For media inquiries, please contact:

Cision Public Relations

CisionPR@cision.com

Forward-Looking Statements

This press release contains statements that relate to future events and expectations and, as such, constitute "forward-looking statements" as that term is defined in the Private Securities Litigation Reform Act of 1995 and other federal securities laws. These forward-looking statements are not historical facts, but only predictions and generally may be characterized by terminology such as "believe," "project," "expect," "anticipate," "estimate," "forecast," "outlook," "target," "endeavor," "seek," "predict," "intend," "strategy," "plan," "may," "could," "should," "will," "would," "will be," "will continue," "will likely result," or the negative thereof or variations thereon or similar terminology generally intended to identify forward-looking statements. All statements other than statements of historical fact are statements that could be deemed forward-looking statements, including any statements that address activities, events or developments that the Cision or the Company intends, expects, projects, believes or anticipates will or may occur in the future.

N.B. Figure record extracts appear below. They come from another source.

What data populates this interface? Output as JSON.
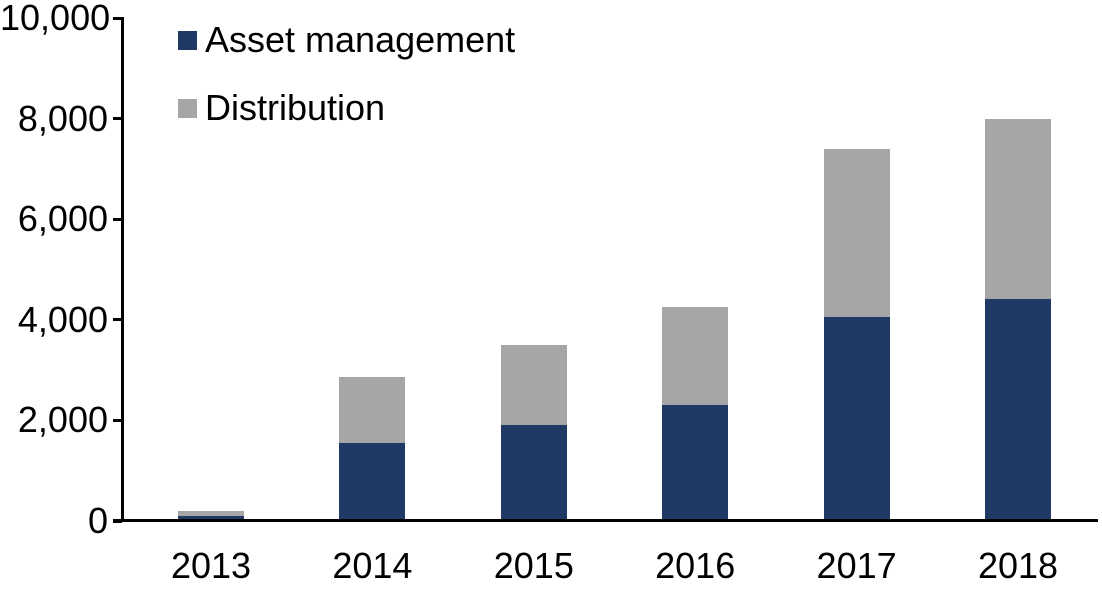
{
  "chart_data": {
    "type": "bar",
    "stacked": true,
    "title": "",
    "xlabel": "",
    "ylabel": "",
    "categories": [
      "2013",
      "2014",
      "2015",
      "2016",
      "2017",
      "2018"
    ],
    "series": [
      {
        "name": "Asset management",
        "color": "#203864",
        "values": [
          100,
          1550,
          1900,
          2300,
          4050,
          4420
        ]
      },
      {
        "name": "Distribution",
        "color": "#A6A6A6",
        "values": [
          90,
          1320,
          1600,
          1950,
          3350,
          3580
        ]
      }
    ],
    "totals": [
      190,
      2870,
      3500,
      4250,
      7400,
      8000
    ],
    "ylim": [
      0,
      10000
    ],
    "yticks": [
      0,
      2000,
      4000,
      6000,
      8000,
      10000
    ],
    "ytick_labels": [
      "0",
      "2,000",
      "4,000",
      "6,000",
      "8,000",
      "10,000"
    ],
    "grid": false,
    "legend_position": "top-left-inside",
    "axis_color": "#000000",
    "background": "#FFFFFF"
  }
}
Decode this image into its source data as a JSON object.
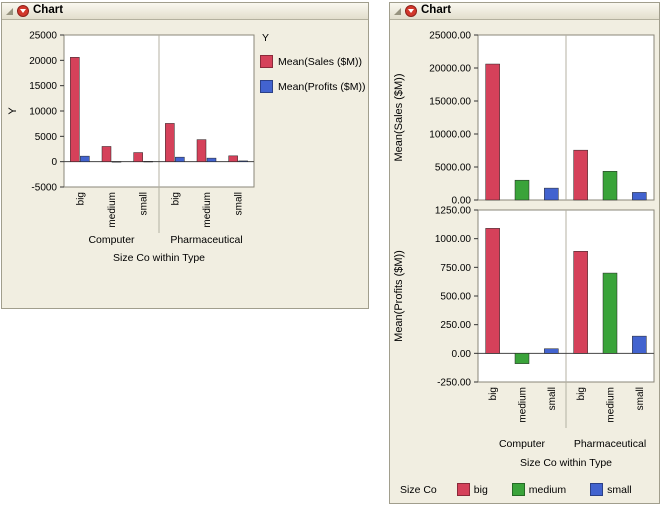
{
  "left_panel": {
    "title": "Chart",
    "legend": {
      "title": "Y",
      "entries": [
        {
          "label": "Mean(Sales ($M))",
          "color": "#d5415a"
        },
        {
          "label": "Mean(Profits ($M))",
          "color": "#4263cf"
        }
      ]
    }
  },
  "right_panel": {
    "title": "Chart",
    "legend": {
      "title": "Size Co",
      "entries": [
        {
          "label": "big",
          "color": "#d5415a"
        },
        {
          "label": "medium",
          "color": "#3aa33a"
        },
        {
          "label": "small",
          "color": "#4263cf"
        }
      ]
    }
  },
  "chart_data": [
    {
      "type": "bar",
      "ylabel": "Y",
      "xlabel": "Size Co within Type",
      "ylim": [
        -5000,
        25000
      ],
      "yticks": [
        -5000,
        0,
        5000,
        10000,
        15000,
        20000,
        25000
      ],
      "ytick_labels": [
        "-5000",
        "0",
        "5000",
        "10000",
        "15000",
        "20000",
        "25000"
      ],
      "groups": [
        {
          "label": "Computer",
          "categories": [
            "big",
            "medium",
            "small"
          ]
        },
        {
          "label": "Pharmaceutical",
          "categories": [
            "big",
            "medium",
            "small"
          ]
        }
      ],
      "legend_title": "Y",
      "legend_position": "right",
      "grid": false,
      "series": [
        {
          "name": "Mean(Sales ($M))",
          "color": "#d5415a",
          "values": [
            20600,
            3000,
            1800,
            7550,
            4350,
            1150
          ]
        },
        {
          "name": "Mean(Profits ($M))",
          "color": "#4263cf",
          "values": [
            1090,
            -90,
            40,
            890,
            700,
            150
          ]
        }
      ]
    },
    {
      "type": "bar",
      "ylabel": "Mean(Sales ($M))",
      "xlabel": "Size Co within Type",
      "ylim": [
        0,
        25000
      ],
      "yticks": [
        0,
        5000,
        10000,
        15000,
        20000,
        25000
      ],
      "ytick_labels": [
        "0.00",
        "5000.00",
        "10000.00",
        "15000.00",
        "20000.00",
        "25000.00"
      ],
      "groups": [
        {
          "label": "Computer",
          "categories": [
            "big",
            "medium",
            "small"
          ]
        },
        {
          "label": "Pharmaceutical",
          "categories": [
            "big",
            "medium",
            "small"
          ]
        }
      ],
      "legend_title": "Size Co",
      "legend_position": "bottom",
      "grid": false,
      "series": [
        {
          "name": "Size Co",
          "colors": [
            "#d5415a",
            "#3aa33a",
            "#4263cf",
            "#d5415a",
            "#3aa33a",
            "#4263cf"
          ],
          "values": [
            20600,
            3000,
            1800,
            7550,
            4350,
            1150
          ]
        }
      ]
    },
    {
      "type": "bar",
      "ylabel": "Mean(Profits ($M))",
      "xlabel": "Size Co within Type",
      "ylim": [
        -250,
        1250
      ],
      "yticks": [
        -250,
        0,
        250,
        500,
        750,
        1000,
        1250
      ],
      "ytick_labels": [
        "-250.00",
        "0.00",
        "250.00",
        "500.00",
        "750.00",
        "1000.00",
        "1250.00"
      ],
      "groups": [
        {
          "label": "Computer",
          "categories": [
            "big",
            "medium",
            "small"
          ]
        },
        {
          "label": "Pharmaceutical",
          "categories": [
            "big",
            "medium",
            "small"
          ]
        }
      ],
      "legend_title": "Size Co",
      "legend_position": "bottom",
      "grid": false,
      "series": [
        {
          "name": "Size Co",
          "colors": [
            "#d5415a",
            "#3aa33a",
            "#4263cf",
            "#d5415a",
            "#3aa33a",
            "#4263cf"
          ],
          "values": [
            1090,
            -90,
            40,
            890,
            700,
            150
          ]
        }
      ]
    }
  ]
}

Forward-looking statements are not guarantees of future performance and are subject to risks and uncertainties that could cause actual results to differ materially from those currently anticipated. They can be affected by inaccurate assumptions or by known or unknown risks and uncertainties, many of which will be important in determining the actual future results of Cision, the Company and their subsidiaries and affiliates. These statements are based on current expectations and the current economic environment, and involve a number of risks and uncertainties that are difficult to predict. Actual results could differ materially from those expressed or implied in the forward-looking statements. The forward-looking statements included in this press release are made only as of the date of this press release, and the Company does not undertake any obligation to publicly correct or update any forward-looking statement if the Company later becomes aware that such statement is not likely to be achieved.